The trajectory of their traveling is circular ending up finally back home. The physical traveling echoes the repetition of abuse, same thing again and again. To make money, the two young men, rob houses of people while they attend funerals. There is a night that John is trapped underneath the bed of a woman mourning her children. John gets the sleep he needed and vicariously experiences the mourning. The story is very well structured and wrapped neatly into a thematic narrative without anything superfluous. And, even includes suspense. It's damn good.

“Treasure State” was first published in Tin House. Then it was included in the The Best American Short Stories, 2016.

16 August, 2016

Smith Henderson, "The Trouble"

"The Trouble" is in the current edition, Volume 19, Issue 62, Summer 2016, issue of American Short Fiction. It's written in a close, 3rd person POV. And, is in simple past tense. It's a lovely read and feels more like a novel in that there are many people in the story who could at another instant take on a major narrative role. Almost more than a story about a particular person, it is the story of a town, a small community where everyone knows everyone else's business, and worries, and preferences. It takes place in Montana.

Smith Henderson's web site

23 August, 2010

Smith Henderson, "Number Stations"

This story, "Number Stations," is issue number 136 of One-Story.
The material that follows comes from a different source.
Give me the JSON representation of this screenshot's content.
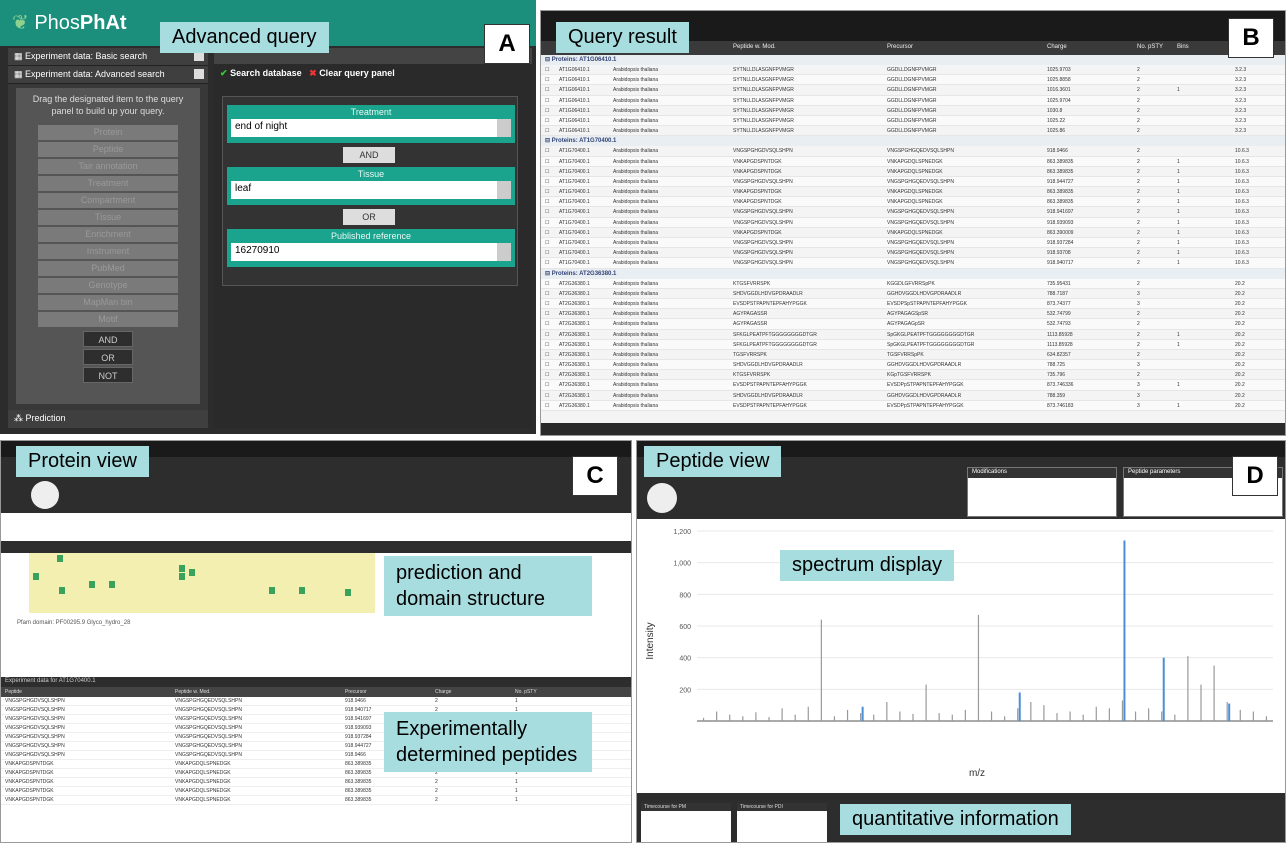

Written in shifting third-person point-of-view and divided into fifteen scenes. Dick Goldsmith's hit-and-run six years earlier haunts him, an ostrich runs lose, Nanna is scared by radio interferences, a parolee tries to keep his job, Charity wants to be beautiful and free at only age seven, Dick's wife runs a flower shop where the customers have to make appointments. Eccentric characters and lots of activity make this a fun read but many of the scenes and most of the characters do not push the story forward.

On the One-Story blog, they refer to this story as being written in an omniscient voice.  To me it seems more like shifting, limited, in that the viewpoint shifts around to various people. I didn't get the sense of an omniscient presence who knows everything.